Warga Kubu Raya Surati BPN Terkait Konflik Lahan
Sudah dilakukan negosiasi dan berkirim surat ke pemerintah dan BPN. Masyarakat, menurutnya juga punya niatan baik untuk selesaikan dengan cara baik.
Penulis: Nasaruddin | Editor: Rizky Zulham
Laporan Wartawan Tribun Pontianak, Nasaruddin
TRIBUNPONTIANAK.CO.ID, PONTIANAK - Direktur Eksekutif Link-Ar Borneo, Agus Sutomo mengatakan, proses penyelesaian masalah ini terus berjalan.
Sudah dilakukan negosiasi dan berkirim surat ke pemerintah dan BPN. Masyarakat, menurutnya juga punya niatan baik untuk selesaikan dengan cara baik.
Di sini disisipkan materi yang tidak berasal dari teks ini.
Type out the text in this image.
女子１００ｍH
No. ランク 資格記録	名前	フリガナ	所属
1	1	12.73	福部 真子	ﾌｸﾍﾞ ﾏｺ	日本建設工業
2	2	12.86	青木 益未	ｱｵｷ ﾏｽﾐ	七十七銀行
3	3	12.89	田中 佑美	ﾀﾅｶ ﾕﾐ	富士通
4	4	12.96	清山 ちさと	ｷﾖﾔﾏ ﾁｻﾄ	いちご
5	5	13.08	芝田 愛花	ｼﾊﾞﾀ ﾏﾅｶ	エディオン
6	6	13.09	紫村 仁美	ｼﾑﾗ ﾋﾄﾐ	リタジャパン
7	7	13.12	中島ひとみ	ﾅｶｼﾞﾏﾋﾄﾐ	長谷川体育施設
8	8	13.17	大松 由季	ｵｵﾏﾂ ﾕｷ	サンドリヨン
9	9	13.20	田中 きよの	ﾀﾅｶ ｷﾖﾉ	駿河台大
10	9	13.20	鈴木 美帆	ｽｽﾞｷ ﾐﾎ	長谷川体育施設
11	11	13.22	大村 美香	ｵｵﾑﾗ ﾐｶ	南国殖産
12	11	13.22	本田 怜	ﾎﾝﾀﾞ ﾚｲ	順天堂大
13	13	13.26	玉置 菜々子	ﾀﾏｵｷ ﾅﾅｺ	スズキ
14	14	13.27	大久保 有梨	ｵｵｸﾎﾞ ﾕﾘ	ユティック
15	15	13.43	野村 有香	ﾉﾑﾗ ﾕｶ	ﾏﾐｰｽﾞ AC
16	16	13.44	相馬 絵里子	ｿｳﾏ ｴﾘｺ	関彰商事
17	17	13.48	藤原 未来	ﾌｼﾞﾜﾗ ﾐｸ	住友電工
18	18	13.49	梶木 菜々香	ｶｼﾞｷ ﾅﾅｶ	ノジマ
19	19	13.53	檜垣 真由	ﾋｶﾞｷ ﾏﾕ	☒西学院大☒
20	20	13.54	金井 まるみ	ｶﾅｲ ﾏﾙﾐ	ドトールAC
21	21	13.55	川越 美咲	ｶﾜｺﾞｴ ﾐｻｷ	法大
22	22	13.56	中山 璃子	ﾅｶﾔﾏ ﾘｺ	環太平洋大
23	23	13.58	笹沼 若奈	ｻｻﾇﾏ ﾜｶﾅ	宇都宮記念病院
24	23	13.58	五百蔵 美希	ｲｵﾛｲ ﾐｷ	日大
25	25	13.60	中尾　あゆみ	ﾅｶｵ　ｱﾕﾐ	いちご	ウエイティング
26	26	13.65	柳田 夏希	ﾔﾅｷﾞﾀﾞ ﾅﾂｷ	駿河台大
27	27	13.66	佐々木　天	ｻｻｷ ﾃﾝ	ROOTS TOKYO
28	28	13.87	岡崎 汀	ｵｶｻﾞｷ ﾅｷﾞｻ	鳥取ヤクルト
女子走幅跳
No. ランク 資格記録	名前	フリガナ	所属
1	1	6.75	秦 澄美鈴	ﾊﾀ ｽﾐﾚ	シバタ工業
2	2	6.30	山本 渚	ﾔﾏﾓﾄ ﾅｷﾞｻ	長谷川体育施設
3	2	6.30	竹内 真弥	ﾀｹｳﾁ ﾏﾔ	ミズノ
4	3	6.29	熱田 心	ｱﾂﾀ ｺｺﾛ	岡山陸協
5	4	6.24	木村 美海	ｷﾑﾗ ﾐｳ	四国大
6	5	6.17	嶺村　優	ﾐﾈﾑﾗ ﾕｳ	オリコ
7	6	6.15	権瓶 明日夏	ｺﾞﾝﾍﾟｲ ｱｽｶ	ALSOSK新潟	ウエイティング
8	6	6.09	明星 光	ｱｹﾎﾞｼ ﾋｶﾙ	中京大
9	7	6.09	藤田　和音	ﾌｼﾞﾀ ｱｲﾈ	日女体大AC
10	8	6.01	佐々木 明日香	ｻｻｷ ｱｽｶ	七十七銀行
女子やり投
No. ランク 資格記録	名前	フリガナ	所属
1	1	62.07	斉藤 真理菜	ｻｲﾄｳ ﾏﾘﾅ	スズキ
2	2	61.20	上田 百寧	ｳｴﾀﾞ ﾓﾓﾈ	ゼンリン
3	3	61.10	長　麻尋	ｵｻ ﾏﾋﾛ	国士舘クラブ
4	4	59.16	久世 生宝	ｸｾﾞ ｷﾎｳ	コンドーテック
"Hanya kemudian proses ini sedikit mandek atau jalan di tempat. Sehingga mereka datang dan diskusi ke kami untuk selesaikan masalah ini baik-baik dan hak masyarakat bisa kembali," ungkap Bung Tomo, sapaannya, Jumat (12/5/2017).
Selain melalui jalur pemerintah, Tomo mengatakan, pihaknya juga sudah melaporkan hal ini ke RSPO. Berhubung group perusahaan tersebut termasuk dari anggota RSPO.
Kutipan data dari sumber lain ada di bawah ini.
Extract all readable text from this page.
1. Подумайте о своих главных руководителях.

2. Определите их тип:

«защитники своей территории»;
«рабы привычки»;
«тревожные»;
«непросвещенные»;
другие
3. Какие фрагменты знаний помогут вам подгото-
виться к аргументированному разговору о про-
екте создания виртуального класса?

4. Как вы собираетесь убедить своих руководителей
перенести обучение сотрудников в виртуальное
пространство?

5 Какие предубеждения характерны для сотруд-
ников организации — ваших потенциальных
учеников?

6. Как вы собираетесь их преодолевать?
"Sehingga harapannya ada respon positif bisa menyelesaikan ini. Kita juga sampaikan ke perusahaan yang membeli produk dari RK ini untuk bisa memperhatikan ada kasus rakyat yang harus mereka selesaikan," katanya.
Baca: Konflik Lahan Antara Perusahaan Sawit dan Warga di Kubu Raya Kembali Terjadi
Penyelesaian sengketa di luar pengadilan ini memang menjadi alternatif lain yang bisa dilakukan. Tomo mengatakan, sebagai WNI kita masih percaya dengan hukum Indonesia. "Walaupun tumpul ke atas, tajam ke bawah. Kita masih percayalah," katanya.
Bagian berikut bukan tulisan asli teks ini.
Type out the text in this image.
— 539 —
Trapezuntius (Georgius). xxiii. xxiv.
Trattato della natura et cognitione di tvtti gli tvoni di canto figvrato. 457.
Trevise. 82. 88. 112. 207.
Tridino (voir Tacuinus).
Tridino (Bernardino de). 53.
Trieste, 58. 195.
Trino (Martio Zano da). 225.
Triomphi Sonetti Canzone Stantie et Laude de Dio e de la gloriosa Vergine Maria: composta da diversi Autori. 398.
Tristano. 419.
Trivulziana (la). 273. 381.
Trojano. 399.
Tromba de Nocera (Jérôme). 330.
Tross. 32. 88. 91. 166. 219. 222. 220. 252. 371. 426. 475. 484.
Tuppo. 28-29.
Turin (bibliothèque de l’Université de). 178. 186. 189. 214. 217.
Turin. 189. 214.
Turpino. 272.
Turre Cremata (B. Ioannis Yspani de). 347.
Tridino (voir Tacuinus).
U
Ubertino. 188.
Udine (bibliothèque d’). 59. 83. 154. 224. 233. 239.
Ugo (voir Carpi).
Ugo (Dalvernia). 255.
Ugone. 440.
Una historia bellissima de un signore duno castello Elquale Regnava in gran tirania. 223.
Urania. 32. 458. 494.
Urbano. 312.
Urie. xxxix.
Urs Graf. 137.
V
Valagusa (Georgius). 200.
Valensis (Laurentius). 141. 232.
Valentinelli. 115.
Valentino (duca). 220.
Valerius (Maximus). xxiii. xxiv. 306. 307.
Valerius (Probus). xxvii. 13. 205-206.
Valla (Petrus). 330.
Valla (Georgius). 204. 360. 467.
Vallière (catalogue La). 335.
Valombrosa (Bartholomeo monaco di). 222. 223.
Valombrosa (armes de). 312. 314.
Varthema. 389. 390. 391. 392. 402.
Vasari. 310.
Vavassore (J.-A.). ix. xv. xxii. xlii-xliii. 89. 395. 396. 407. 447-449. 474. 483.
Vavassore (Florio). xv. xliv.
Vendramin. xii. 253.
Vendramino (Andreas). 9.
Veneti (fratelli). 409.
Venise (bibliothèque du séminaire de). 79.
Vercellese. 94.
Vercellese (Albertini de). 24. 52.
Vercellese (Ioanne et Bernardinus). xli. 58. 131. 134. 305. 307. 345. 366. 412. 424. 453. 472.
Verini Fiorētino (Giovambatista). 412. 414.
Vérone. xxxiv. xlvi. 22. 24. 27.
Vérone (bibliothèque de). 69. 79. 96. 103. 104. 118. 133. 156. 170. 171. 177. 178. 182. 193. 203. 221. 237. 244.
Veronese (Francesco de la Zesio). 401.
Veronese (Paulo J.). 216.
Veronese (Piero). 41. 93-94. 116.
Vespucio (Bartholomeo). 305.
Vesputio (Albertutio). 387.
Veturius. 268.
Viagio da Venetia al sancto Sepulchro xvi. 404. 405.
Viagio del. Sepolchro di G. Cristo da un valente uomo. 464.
Tomo mengatakan, penolakan terhadap masuknya perusahaan sawit sudah disampaikan secara resmi oleh Kepala Desa dari beberapa daerah di wilayah itu sejak 2008. Namun tiba-tiba, HGU keluar begitu saja pada 2009. Ada 2600ha lahan yang diklaim PT RK.
"Konflik ini tak akan selesai di bapak ibu. Anak cucunya akan menuntut hal sama. Bagusnya ditinjau kembali HGU nya," ungkap Tomo.